Fifteen different doctors from the National Maternity Hospital first determined that Beatriz needed a life-saving abortion back when she was 13 weeks pregnant — which was ten weeks ago. She is being forced to keep waiting while the nation’s highest court considers the forensic evidence in her case. Instead of issuing a final decision, the Supreme Court ordered further testing last week, recommending that Beatriz continue with her pregnancy and see what happens. “The delays are unconscionable,” an Amnesty International spokesperson told Al Jazeera.
Women’s health advocates are drawing parallels between Beatriz’s case and the tragic death of Savita Halapannavar, the 31-year-old woman who died in an Irish Catholic hospital after being denied a life-saving abortion. Activists flooded the streets of Ireland after Savita’s death, declaring that a woman should “never again” be denied the health care she needs to stay alive. Nevertheless, in other conservative Catholic countries like El Salvador, there’s nothing to stop Savita’s story from repeating itself.
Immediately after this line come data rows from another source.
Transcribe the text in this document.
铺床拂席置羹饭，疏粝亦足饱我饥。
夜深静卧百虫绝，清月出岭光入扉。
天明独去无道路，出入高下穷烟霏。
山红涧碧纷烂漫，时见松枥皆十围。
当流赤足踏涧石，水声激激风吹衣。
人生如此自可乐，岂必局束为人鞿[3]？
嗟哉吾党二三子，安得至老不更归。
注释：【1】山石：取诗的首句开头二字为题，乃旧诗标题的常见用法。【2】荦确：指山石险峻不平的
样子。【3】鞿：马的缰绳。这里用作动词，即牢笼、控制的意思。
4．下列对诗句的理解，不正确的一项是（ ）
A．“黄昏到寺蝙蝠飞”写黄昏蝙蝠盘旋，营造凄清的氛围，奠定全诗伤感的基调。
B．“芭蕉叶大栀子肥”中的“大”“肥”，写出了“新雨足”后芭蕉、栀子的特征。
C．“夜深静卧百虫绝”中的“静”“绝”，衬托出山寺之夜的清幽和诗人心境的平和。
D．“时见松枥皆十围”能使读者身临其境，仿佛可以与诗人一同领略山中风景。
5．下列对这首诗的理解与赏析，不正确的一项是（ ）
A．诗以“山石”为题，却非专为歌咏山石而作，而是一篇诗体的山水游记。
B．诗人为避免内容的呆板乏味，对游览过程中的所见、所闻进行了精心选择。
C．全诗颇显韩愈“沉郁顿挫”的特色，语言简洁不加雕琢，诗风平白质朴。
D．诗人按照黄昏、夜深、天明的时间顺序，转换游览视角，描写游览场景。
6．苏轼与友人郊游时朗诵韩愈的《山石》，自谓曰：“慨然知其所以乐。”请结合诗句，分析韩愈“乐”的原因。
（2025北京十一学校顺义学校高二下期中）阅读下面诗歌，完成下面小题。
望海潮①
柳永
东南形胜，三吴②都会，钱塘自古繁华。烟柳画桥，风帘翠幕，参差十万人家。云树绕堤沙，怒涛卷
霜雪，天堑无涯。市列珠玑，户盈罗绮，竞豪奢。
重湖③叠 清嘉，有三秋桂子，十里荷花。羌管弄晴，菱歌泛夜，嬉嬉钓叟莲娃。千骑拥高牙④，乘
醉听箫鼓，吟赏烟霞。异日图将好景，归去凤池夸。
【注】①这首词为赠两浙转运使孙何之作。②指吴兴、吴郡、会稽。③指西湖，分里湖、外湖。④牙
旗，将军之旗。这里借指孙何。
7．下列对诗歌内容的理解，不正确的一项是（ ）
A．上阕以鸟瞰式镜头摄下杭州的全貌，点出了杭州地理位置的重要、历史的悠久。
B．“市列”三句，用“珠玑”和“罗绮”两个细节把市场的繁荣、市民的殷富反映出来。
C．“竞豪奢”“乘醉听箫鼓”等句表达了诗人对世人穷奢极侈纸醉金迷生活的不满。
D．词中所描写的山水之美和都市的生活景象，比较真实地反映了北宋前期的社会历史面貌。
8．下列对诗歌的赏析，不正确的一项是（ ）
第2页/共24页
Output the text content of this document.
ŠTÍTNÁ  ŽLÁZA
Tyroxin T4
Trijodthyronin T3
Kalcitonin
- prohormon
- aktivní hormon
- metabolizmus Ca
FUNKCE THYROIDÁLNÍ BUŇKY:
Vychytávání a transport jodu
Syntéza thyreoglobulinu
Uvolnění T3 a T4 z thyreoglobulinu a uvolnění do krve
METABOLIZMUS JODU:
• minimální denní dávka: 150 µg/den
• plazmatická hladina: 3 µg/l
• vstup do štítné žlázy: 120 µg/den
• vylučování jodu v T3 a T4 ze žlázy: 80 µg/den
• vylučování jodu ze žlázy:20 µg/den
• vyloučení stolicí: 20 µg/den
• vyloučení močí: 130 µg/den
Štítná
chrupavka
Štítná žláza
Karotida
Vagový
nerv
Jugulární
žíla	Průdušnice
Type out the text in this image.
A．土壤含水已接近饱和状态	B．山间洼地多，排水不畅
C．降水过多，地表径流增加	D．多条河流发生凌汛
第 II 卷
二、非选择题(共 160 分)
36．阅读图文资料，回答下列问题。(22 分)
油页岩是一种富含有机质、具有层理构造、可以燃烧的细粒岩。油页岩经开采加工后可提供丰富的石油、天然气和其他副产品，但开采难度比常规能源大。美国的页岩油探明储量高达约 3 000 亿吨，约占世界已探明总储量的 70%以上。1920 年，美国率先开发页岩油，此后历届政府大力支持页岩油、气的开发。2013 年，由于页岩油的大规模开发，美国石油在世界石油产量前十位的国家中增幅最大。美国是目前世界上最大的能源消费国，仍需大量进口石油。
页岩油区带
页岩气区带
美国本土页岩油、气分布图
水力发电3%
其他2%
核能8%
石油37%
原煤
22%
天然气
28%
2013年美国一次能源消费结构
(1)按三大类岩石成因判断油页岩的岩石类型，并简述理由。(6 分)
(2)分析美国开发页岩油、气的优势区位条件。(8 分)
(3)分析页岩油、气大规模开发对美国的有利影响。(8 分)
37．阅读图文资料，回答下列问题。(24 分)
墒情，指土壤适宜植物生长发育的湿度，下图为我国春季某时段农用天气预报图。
International human rights groups and women’s health advocates have joined forces to fight for Beatriz. The United Nations representative in El Salvador is urging officials to grant her a legal termination, and Amnesty International is running an online campaign urging people to write to the attorney general.
Beatriz’s identity has been protected while her case is ongoing, largely because abortion rights are so contentious in El Salvador. But earlier this month, she recorded a personal appeal to her president, imploring him to save her life. “President Mauricio Funes Cartagena, help me please,” she said. “This baby inside me cannot survive. I am ill. I want to live… I want to live for my son.” Beatriz has a 14-month-old son who suffers from health problems that were caused by the complications she experienced during her first pregnancy.
Unfortunately, Beatriz’s case is simply one example of the dangerous consequences of denying women access to reproductive care. Around the world, an estimated 47,000 women die each year because they lack access to safe, legal abortion care. And even in the United States, where abortion is legal under Roe v. Wade, the mounting state-level restrictions on abortion services — as well as concerted efforts to drive up the cost of abortion, which prevents many low-income women from being able to afford it — prohibit some vulnerable women from being able to access safe care. That dynamic is most recently evident in the case of Kermit Gosnell, a Philadelphia-area abortion doctor currently on trial for murder. Several women died after seeking out illegal services in Gosnell’s unsanitary clinic.